As we race towards an autonomous driving future, regulators are looking for ways to keep up with the latest technological advancements- while maintaining control over safety.

The Self Driving Coalition for Safer Streets is reacting to current federal safety standards. The coalition includes automakers and technology companies. They’re urging regulators to update safety regs that require a human operator.  In March, a review of current Federal Motor Vehicle Safety Standards found that they “do not explicitly address automated vehicle technology and often assume the presence of a human driver”. 

The U.S. Department of Transportation issued its latest policy for automated vehicles in September. It includes a safety checklist for developing the technology. The Self Driving Coalition says they support one set of rules for the entire country, and hope federal regulators will discourage state and local governments from setting their own rules. The coalition is also calling on Congress to help get self-driving technology on the road faster. The DOT says they plan to update their self-driving policy every year.
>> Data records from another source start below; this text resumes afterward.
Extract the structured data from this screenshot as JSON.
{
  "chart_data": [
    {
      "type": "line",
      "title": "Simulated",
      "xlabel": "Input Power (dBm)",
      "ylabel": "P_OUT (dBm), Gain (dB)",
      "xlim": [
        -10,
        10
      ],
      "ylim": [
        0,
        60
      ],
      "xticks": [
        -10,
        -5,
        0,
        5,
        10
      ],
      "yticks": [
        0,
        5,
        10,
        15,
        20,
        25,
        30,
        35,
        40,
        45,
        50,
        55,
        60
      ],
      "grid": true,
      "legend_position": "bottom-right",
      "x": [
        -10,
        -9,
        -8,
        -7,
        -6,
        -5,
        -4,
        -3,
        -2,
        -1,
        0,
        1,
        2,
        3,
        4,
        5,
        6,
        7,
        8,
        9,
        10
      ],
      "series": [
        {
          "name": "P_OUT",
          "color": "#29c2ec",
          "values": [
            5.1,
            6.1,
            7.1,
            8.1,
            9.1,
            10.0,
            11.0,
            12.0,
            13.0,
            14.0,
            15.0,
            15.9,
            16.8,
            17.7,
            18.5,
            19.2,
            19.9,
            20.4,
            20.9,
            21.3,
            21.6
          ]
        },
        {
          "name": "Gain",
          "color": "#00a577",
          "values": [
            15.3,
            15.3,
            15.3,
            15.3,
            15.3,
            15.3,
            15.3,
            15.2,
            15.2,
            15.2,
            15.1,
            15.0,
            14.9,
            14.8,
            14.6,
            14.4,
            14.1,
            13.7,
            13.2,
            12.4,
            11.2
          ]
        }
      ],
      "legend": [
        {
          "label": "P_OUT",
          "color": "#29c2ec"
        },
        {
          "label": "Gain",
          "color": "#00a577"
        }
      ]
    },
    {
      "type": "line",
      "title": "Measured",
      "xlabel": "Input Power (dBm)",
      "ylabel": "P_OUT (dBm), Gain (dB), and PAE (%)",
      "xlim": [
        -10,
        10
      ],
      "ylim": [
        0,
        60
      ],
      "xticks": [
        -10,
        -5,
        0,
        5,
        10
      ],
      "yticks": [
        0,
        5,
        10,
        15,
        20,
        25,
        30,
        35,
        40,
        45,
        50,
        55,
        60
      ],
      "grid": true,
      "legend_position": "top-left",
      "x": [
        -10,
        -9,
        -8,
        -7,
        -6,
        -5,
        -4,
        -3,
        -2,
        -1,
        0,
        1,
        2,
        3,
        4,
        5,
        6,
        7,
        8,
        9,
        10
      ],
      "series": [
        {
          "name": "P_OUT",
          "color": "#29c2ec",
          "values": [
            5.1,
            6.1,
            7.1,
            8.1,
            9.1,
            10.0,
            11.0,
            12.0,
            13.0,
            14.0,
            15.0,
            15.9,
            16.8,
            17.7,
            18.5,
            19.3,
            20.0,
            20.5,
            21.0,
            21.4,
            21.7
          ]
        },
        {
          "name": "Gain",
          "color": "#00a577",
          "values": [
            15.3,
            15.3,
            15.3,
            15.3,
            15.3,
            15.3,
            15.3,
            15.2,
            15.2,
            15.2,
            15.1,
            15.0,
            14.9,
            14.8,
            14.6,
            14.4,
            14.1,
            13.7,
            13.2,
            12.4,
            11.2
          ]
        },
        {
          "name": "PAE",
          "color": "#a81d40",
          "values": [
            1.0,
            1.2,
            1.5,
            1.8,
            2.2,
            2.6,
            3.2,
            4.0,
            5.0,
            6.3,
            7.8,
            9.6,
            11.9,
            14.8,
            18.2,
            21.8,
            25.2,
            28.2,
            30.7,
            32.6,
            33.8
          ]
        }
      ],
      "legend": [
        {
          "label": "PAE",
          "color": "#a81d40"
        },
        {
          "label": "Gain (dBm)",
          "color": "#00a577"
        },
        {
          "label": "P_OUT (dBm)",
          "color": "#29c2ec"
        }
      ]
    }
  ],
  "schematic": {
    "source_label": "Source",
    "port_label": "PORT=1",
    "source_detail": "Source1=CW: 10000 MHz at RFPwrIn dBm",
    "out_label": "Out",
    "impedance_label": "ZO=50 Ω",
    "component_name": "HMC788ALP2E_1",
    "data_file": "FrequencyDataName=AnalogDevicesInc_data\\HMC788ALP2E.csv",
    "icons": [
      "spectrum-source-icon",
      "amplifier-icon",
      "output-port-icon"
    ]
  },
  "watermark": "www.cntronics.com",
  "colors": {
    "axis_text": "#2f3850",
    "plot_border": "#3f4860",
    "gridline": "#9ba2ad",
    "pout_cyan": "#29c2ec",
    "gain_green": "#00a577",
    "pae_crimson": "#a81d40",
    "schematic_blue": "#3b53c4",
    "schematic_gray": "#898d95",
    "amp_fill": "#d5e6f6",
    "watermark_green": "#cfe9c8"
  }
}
If and when autonomous cars arrive, one can only wonder how long owners will keep them on the roads. If recent reports are any indication---it might extend beyond what some people think as consumers are holding onto their vehicles longer than ever.

New research from IHS Markit, a provider of business information and analysis for the global automotive industry, shows the average age of cars and light trucks in the U.S. is now 11.6 years-that’s up from 11.5 last year…and a new record. IHS Markit says the main reason is improved quality in today’s automobiles, but longer car loans are also a factor.  Another overlapping impact-- this trend could be good news for automotive repair businesses.

That’s the long and the short of it for this week’s Motor News.